Search code examples
mongodbmongodb-queryfull-text-searchtext-search

Mongodb text search exact phrase


I have a collection with following docs:

{
    "_id" : ObjectId("5ad609a2ac1a8b644180936a"),
    "content" : "Coffee and cakes..."
},
{
    "_id" : ObjectId("5ad609baac1a8b644180936b"),
    "content" : "coffee shop..."
}

Result of the text search query:

find({ $text: { $search: "\"coffee shop\" cakes" } })

returns only second document, but I am expecting both docs. What is the problem?


Solution

  • This ...

    find({ $text: { $search: "coffee shop cakes" } })
    

    ... will search for any document having a content attribute which contains any one of "coffee" or "shop" or "cake"

    But this ...

    find({ $text: { $search: "\"coffee shop\" cakes" } })
    

    ... will search for any document having a content attribute which contains the phrase "coffee shop".

    I think you are expecting both of the above behaviours when you submit a phrase ("coffee shop") and an extra search value ("cakes").
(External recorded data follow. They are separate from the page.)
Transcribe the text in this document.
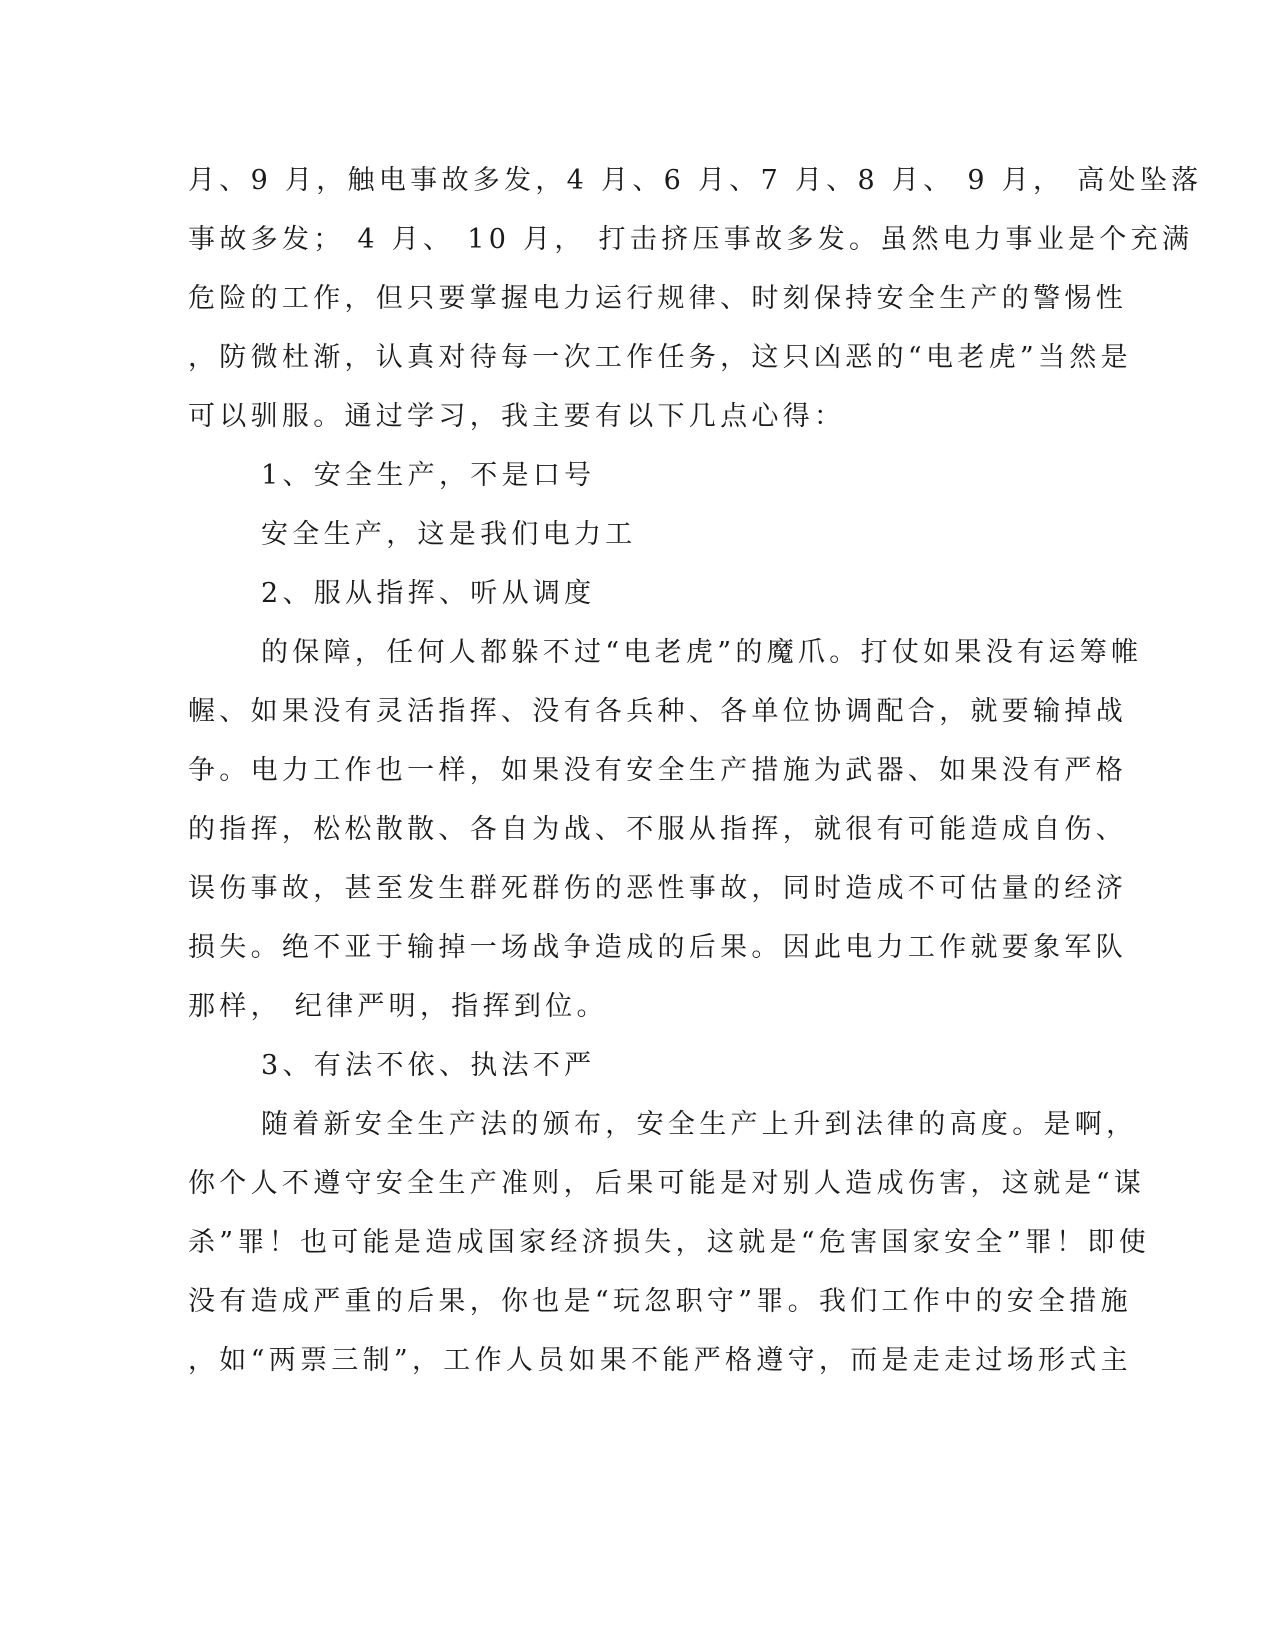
月、9 月，触电事故多发，4 月、6 月、7 月、8 月、 9 月， 高处坠落
事故多发； 4 月、 10 月， 打击挤压事故多发。虽然电力事业是个充满
危险的工作，但只要掌握电力运行规律、时刻保持安全生产的警惕性
，防微杜渐，认真对待每一次工作任务，这只凶恶的“电老虎”当然是
可以驯服。通过学习，我主要有以下几点心得：
1、安全生产，不是口号
安全生产，这是我们电力工
2、服从指挥、听从调度
的保障，任何人都躲不过“电老虎”的魔爪。打仗如果没有运筹帷
幄、如果没有灵活指挥、没有各兵种、各单位协调配合，就要输掉战
争。电力工作也一样，如果没有安全生产措施为武器、如果没有严格
的指挥，松松散散、各自为战、不服从指挥，就很有可能造成自伤、
误伤事故，甚至发生群死群伤的恶性事故，同时造成不可估量的经济
损失。绝不亚于输掉一场战争造成的后果。因此电力工作就要象军队
那样， 纪律严明，指挥到位。
3、有法不依、执法不严
随着新安全生产法的颁布，安全生产上升到法律的高度。是啊，
你个人不遵守安全生产准则，后果可能是对别人造成伤害，这就是“谋
杀”罪！也可能是造成国家经济损失，这就是“危害国家安全”罪！即使
没有造成严重的后果，你也是“玩忽职守”罪。我们工作中的安全措施
，如“两票三制”，工作人员如果不能严格遵守，而是走走过场形式主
However, this is not how MongoDB treats a combination of phrase and additional terms.

    From the docs:

    If the $search string includes a phrase and individual terms, text search will only match the documents that include the phrase.

    Based on these docs the query "\"coffee shop\" cakes" will be evaluated as:

    "coffee shop" AND ("cakes" or "coffee" or "shop")
    

    This correctly matches only the second document.

    Note: the text index docs contradict this, according to those docs the query "\"coffee shop\" cakes" will be evaluated as: "coffee shop" OR "cakes" but the behaviour you are observing is consistent with the $text operator docs quoted above.

    Thanks to @RahulRaj for raising this issue with MongoDB, their response confirms that the docs are incorrect:

    As you correctly note, there is an inconsistency in the documentation between these two pages. We're tracking this fix to the documentation in DOCS-10382.

    https://docs.mongodb.com/manual/reference/operator/query/text/#phrases correctly describes the current implementation of this feature.